Innovation in the Marketplace: Dr. Desh Deshpande on Successful Proof of Concept Centers

Portrait of Desh Deshpande

Guest blog post by Nish Acharya, Director of the Office of Innovation and Entrepreneurship in the U.S. Department of Commerce’s Economic Development Administration.

The National Advisory Council on Innovation and Entrepreneurship (NACIE) supports President Obama’s innovation strategy by helping to develop policies that foster entrepreneurship and identifying new ways to take great ideas from the lab to the marketplace to drive economic growth and create jobs.

One of the guiding forces of NACIE is its co-chair, Dr. Desh Deshpande, who is also Chairman and President of the Sparta Group and has been involved with many other companies, such as A123 Systems, Sycamore Networks, Tejas Networks, Sandstone Capital, and HiveFire. He is also the founder of the Deshpande Foundation, and creator and supporter of the Deshpande Center for Technological Innovation at the Massachusetts Institute of Technology (MIT), which is a leading proof of concept center.

In the last of a series of conference calls with members of NACIE, on June 27, participants spoke with Dr. Deshpande, with whom I have worked closely to identify and implement strategies to spur entrepreneurship and innovation.

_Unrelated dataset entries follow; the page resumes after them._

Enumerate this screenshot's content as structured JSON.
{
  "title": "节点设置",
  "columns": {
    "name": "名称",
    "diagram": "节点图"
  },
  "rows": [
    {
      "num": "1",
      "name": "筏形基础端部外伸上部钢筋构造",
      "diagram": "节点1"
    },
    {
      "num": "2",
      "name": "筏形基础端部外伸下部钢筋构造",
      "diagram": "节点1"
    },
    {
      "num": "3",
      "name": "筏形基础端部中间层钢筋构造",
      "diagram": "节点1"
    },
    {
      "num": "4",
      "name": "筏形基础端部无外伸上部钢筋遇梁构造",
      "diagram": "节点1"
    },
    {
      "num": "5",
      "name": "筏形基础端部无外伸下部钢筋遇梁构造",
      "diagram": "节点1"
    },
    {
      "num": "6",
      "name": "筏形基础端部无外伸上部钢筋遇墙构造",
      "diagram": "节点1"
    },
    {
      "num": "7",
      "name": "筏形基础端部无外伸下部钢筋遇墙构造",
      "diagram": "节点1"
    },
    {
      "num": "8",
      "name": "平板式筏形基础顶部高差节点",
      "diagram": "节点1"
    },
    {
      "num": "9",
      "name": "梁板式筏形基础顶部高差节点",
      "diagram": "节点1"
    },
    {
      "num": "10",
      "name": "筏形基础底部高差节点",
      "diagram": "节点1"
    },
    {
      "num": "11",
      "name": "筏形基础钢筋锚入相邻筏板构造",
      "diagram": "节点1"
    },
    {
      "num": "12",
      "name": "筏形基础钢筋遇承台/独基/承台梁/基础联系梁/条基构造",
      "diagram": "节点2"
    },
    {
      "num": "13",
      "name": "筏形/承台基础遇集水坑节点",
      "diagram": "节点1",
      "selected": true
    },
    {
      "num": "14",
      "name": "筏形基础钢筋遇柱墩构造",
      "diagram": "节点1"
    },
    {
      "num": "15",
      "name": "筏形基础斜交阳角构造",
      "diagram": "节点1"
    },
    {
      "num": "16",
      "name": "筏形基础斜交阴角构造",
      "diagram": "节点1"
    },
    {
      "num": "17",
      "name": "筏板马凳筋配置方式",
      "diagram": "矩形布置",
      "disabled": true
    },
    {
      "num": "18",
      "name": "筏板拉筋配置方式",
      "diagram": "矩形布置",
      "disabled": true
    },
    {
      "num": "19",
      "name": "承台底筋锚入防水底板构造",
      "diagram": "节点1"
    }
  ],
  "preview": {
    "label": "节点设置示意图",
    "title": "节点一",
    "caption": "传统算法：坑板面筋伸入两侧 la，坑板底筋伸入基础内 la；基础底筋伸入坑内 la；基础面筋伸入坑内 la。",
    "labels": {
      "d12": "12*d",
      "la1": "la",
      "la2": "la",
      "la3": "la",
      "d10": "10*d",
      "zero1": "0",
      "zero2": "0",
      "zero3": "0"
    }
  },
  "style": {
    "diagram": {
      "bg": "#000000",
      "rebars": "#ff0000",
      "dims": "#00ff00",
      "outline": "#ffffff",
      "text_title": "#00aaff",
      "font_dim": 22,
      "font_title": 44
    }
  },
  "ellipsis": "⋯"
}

During the call, Dr. Deshpande defined innovation as coming up with new ideas, while entrepreneurship is putting those ideas into practice. He pointed out that all innovation is contextual, in that no group of individuals can just sit down and solve all the world’s problems. It is important, he noted, that innovators live in the areas where the problems exist. His point echoed one that has been made by several other NACIE members, namely that innovators have a greater chance of success if they begin by solving the problems that exist in their own communities.